- Location: South Australia
- Nearest city: Frances
- Coordinates: 36°38′01″S 140°51′12″E﻿ / ﻿36.633484993°S 140.853371549°E
- Area: 8.58 km^{2} (3.31 sq mi)
- Established: 21 July 2005
- Visitors: ‘few visitors’ (in 2005)
- Governing body: Department for Environment and Water
- Website: Official website

= Geegeela Conservation Park =

Protected area in South Australia

Geegeela Conservation Park is a protected area in the Australian state of South Australia located in the state's south-east in the gazetted locality of Bangham about 277 km north-west of the state capital of Adelaide and about 12 km north-west of the town centre in Frances.

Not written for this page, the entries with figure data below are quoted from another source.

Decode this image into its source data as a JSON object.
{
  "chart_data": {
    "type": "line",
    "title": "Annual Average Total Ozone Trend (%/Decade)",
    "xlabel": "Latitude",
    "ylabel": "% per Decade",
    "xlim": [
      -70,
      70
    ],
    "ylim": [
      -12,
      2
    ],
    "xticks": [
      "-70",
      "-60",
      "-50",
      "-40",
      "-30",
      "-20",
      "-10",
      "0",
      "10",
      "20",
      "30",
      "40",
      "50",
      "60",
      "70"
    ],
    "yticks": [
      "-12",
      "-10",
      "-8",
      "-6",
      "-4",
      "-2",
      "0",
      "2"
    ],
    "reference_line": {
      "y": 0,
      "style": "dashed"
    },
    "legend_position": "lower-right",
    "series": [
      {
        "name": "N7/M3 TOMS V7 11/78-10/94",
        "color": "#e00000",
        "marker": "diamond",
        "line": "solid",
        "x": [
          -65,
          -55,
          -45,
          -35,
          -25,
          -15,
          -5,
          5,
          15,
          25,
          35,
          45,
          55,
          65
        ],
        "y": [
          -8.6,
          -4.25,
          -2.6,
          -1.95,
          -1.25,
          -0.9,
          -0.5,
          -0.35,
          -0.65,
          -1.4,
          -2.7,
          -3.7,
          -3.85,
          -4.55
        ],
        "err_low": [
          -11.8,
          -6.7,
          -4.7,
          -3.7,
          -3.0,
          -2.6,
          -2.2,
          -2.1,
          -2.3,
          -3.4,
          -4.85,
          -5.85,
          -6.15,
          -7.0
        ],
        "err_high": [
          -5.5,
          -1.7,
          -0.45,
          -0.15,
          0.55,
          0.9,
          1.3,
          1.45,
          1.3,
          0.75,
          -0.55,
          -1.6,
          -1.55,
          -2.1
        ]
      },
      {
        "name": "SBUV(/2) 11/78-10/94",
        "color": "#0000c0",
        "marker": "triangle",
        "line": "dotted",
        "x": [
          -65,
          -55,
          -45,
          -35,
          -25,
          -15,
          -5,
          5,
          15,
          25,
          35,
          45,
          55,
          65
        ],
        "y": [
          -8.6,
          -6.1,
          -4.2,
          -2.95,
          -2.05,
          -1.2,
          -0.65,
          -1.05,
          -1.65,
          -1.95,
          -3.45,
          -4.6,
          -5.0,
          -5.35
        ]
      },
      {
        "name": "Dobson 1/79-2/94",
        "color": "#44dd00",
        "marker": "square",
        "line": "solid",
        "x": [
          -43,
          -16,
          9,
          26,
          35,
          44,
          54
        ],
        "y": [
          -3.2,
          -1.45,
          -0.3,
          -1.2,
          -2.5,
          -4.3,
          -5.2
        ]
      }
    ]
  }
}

The conservation park occupies land in sections 22 and 25 of the cadastral unit of the Hundred of Geegeela which is located to the west of the Bordertown-Frances Road. The land was purchased with assistance of the Australian Government's Natural Heritage Trust and was proclaimed on 21 July 2005 as a conservation park under the National Parks and Wildlife Act 1972. The name which was approved by the Surveyor General of South Australia in 2003 is derived from both the Hundred of Geegeela and “Geegeela Old Station” which is the name of the original homestead. As of 2018, it covered an area of 8.58 km2.

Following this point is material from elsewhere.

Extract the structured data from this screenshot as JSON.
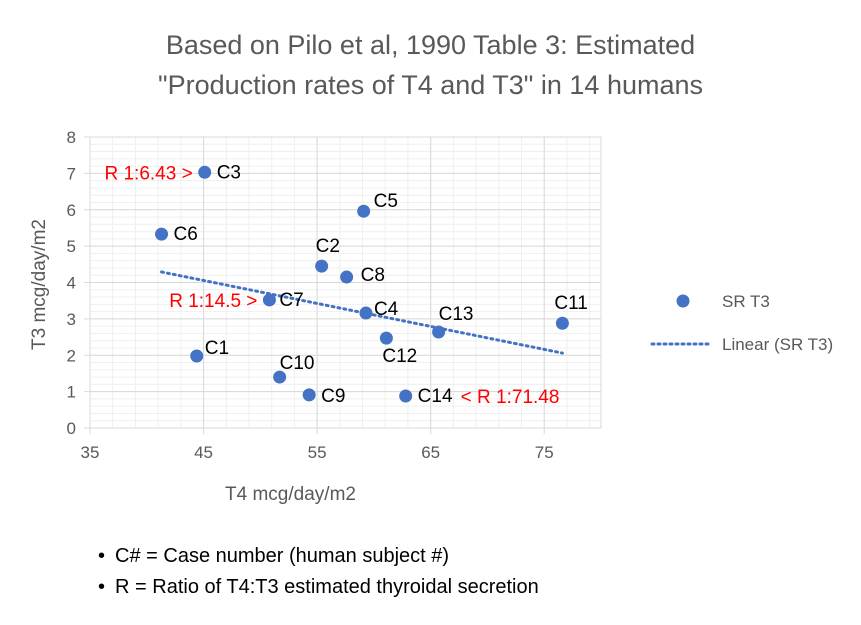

Land occupied by the conservation park was previously used both for agricultural and conservation purposes. During the 1960, an area of about 200 ha in the conservation park's south-western corner was cleared and established as a pasture of native grasses which was grazed "for a number of years". About 1970, cultivation of an area of about 70 ha was attempted "reputedly with limited success". Agricultural activity ceased with the cleared land being allowed to regenerate. The land subsequently acquired status in 1986 as a “private Heritage Agreement area” under then Native Vegetation Management Act 1985. In the early 1990s, the land changed ownership with the incoming owners deciding to retain it as a "private conservation area". A parcel of land consisting of land now in the conservation park and some land to the immediate west was proclaimed as a “sanctuary” under the National Parks and Wildlife Act 1972 on 20 August 1992, thereby renewing a status that existed briefly during the early 1970s.

In 2005, vegetation within the conservation park was observed as consisting principally of desert banksia heath, blue gum/pink gum open woodlands, and open woodlands and wetlands of brown stringybark with ‘’small patches of woodland dominated by’’ rough-barked manna gum, river red gum and buloke.

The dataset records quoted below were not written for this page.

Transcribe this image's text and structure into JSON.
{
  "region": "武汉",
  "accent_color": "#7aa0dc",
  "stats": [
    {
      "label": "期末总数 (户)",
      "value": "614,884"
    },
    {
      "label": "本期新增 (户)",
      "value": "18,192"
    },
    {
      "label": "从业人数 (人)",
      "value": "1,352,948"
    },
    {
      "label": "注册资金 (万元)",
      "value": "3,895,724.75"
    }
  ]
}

In 2005, fauna observed within the conservation park was reported as including five mammal species and 90 native avifauna species all with "state conservation significance". One species, the south-eastern red-tailed black cockatoo, is also listed under the Environment Protection and Biodiversity Conservation Act 1999 as a nationally endangered species.

In 2005, the level of visitation was described as follows - "few visitors come to the park at present." At the time, no facilities had been provided for visitors.

The conservation park is classified as an IUCN Category III protected area.